Amtrak North Coast Hiawatha
On June 5, 1971 service was reinstated over much of the former North Coast Limited route by Amtrak as the North Coast Hiawatha. The train's name was an amalgam of North Coast Limited and Olympian Hiawatha, the Milwaukee Road's former Pacific Northwest train. The train was combined with the Amtrak Empire Builder between Chicago and Minneapolis and between Spokane and Seattle (at the time the Empire Builder used the former North Coast Limited route between Spokane and Seattle, via Yakima) and operated three days per week. On November 14, 1971, the North Coast Hiawatha began operating as a separate train from Chicago to Spokane (and daily between Chicago and Minneapolis on former Milwaukee Road trackage). It still combined with the Empire Builder between Spokane and Seattle. On June 11, 1973, the North Coast Hiawatha began operating as a separate train (still tri-weekly, except during some summer and holiday periods) all the way from Chicago to Seattle; the segment between Spokane and Seattle used was the former Empire Builder route via Cascade Tunnel. The North Coast Hiawatha was discontinued on October 1, 1979.

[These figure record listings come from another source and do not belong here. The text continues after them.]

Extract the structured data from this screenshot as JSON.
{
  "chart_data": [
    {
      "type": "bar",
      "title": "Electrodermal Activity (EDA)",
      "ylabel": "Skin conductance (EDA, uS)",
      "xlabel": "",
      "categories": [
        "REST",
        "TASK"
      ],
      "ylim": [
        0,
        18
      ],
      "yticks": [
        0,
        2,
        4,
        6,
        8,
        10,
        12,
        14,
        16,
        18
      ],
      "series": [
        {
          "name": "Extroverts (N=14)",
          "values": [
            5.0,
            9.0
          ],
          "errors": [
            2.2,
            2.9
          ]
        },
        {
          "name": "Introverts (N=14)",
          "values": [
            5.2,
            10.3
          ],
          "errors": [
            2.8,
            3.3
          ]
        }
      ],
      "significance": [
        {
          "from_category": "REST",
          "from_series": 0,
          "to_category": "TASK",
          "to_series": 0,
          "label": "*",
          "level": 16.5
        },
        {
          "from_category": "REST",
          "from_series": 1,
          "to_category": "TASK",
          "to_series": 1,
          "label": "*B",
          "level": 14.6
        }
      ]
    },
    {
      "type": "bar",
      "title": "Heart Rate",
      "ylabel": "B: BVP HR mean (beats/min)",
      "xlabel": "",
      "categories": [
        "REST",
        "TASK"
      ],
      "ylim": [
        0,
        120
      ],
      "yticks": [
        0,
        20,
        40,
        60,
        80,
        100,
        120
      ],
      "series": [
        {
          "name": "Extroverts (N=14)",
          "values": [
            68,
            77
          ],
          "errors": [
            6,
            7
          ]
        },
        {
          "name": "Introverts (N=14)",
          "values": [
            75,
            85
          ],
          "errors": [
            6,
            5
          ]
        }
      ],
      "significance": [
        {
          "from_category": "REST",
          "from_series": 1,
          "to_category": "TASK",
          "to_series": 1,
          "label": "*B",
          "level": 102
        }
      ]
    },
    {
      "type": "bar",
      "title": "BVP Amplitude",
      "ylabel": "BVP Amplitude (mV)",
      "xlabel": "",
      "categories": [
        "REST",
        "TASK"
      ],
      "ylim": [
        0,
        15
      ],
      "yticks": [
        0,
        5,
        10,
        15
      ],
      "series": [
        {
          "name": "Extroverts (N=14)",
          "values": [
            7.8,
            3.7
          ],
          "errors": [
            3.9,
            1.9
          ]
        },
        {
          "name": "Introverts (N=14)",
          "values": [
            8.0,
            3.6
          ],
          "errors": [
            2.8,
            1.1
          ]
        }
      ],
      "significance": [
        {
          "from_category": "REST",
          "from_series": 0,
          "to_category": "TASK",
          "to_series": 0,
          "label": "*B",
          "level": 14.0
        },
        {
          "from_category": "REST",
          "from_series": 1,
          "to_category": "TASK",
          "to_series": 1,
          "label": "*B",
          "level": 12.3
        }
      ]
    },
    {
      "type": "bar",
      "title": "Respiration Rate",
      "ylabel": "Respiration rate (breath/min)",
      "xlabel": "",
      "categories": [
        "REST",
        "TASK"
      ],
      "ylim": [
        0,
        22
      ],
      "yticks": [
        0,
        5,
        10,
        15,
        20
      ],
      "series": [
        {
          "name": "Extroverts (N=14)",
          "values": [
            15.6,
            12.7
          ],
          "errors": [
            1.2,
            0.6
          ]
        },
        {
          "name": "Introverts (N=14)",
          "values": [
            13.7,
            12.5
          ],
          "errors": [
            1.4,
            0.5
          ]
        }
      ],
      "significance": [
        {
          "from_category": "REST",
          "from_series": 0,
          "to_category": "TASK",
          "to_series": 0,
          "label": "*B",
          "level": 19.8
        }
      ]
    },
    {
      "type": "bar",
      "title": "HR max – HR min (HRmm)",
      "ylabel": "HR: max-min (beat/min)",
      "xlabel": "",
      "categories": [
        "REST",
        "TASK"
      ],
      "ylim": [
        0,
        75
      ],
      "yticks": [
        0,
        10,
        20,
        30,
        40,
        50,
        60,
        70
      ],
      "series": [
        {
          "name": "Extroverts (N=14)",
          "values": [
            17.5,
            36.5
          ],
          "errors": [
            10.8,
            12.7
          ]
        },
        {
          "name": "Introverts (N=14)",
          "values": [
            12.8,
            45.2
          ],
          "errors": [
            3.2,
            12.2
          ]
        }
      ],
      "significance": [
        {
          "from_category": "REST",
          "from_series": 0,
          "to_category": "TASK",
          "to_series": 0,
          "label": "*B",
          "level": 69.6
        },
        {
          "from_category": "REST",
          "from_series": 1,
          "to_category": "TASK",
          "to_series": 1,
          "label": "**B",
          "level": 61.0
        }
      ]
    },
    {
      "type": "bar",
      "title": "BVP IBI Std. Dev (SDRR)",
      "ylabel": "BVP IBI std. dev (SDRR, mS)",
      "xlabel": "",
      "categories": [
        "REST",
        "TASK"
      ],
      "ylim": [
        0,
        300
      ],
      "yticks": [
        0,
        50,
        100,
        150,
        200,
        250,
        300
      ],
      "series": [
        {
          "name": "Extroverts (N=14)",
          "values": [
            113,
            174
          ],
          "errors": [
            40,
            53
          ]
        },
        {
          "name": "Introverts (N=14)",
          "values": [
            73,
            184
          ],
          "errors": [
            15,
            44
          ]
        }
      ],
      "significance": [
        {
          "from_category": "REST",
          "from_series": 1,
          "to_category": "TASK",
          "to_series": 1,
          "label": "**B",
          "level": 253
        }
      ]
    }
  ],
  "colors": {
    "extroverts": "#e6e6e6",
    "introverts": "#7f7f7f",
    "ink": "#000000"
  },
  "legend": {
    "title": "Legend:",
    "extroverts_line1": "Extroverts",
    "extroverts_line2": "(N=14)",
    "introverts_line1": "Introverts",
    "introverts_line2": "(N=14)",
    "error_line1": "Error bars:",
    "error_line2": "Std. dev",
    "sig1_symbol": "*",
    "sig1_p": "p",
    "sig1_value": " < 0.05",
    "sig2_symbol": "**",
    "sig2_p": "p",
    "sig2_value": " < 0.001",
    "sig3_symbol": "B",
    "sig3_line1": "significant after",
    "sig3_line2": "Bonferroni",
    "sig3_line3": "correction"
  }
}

Much of the route today is not served by passenger train, through Amtrak's Empire Builder does run on some of the same trackage in its St. Paul-Moorhead and Sandpoint-Pasco segments. The lone remaining Chicago to Seattle/Portland passenger train today is Amtrak's Empire Builder which primarily traverses much of the former Great Northern route west of St. Paul, Minnesota via Grand Forks and Minot, ND; Havre, Whitefish, and Glacier National Park in Montana; and Wenatchee and Everett in Washington State.